Private banking, once the enemy of left-wing parties everywhere for a multitude of philosophical reasons, is now far more comfortable with parties of the left. Democrats in the US get far more donations from Wall Street, while the Labor Party has been the best friend to Australia’s funds management industry.
Italy’s “far-right” Prime Minister, Giorgia Meloni, was recently attacked by mainstream media outlets for proposing a tax on bank super profits, something Ben Chifley (one of Australia’s most left-wing leaders) would have been proud of.
Cynicism about mandatory vaccination was more common among those who considered themselves left-wing until Covid-19, when it became a “right-wing issue” across much of the West.
Left-wing China, meanwhile, was one of the few nations not to mandate Covid vaccines. Maybe Xi Jinping is right-wing?
The left-right dichotomy serves two purposes.
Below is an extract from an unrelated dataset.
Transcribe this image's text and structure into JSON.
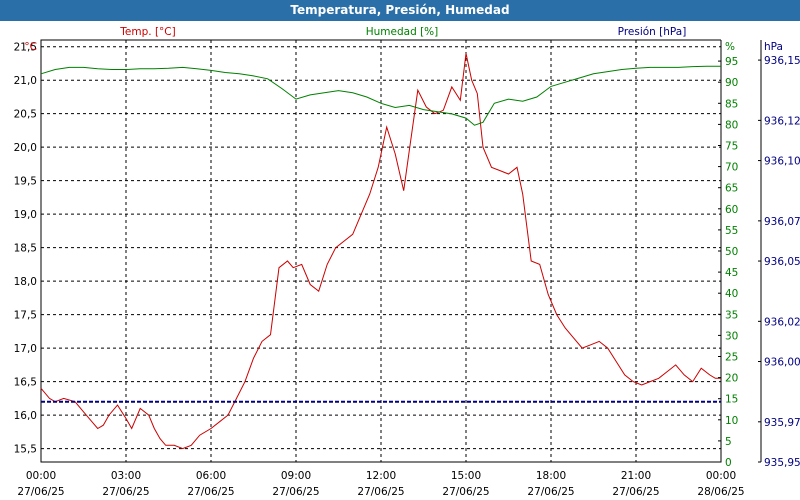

First, it enables many of us to feel righteous and principled – even though the vast bulk of political participants are really tribal lemmings without any real beliefs except, perhaps, for personal career advancement.
Second, it provides a simplistic framework to dismiss people we don’t like. Because the bulk of those in the media and academia now consider themselves “left-wing”, one almost never sees individuals described that way. By contrast, the pool of alleged “right-wingers” has exploded.
Elon Musk, who openly supported the Democrats, is now “right-wing” because he wasn’t enthusiastic about the war in Ukraine, which is currently a “left-wing” cause. The top US podcaster, Joe Rogan, who openly supported Bernie Sanders, is now regarded as “right-wing” because he questions compulsory Covid-19 vaccination.
Germaine Greer has also been called “right-wing” for suggesting trans women aren’t real women. In a similar vein, a powerful essay by John Pilger, published last month about Western propaganda, could just as easily have been written by Tucker Carlson.
But Pilger remains firmly associated with the “left wing” because he’s in the “right” tribe, while Carlson is “right-wing” because he’s in the “wrong” tribe.
If the term “right-winger” has any meaning at all, it appears to be one that dissents from whatever official orthodoxy prevails at the time for any given policy.
Whatever, the terms are highly divisive and it’s time to move on from this meaningless division. Individuals have complex views and they should be treated on their merit.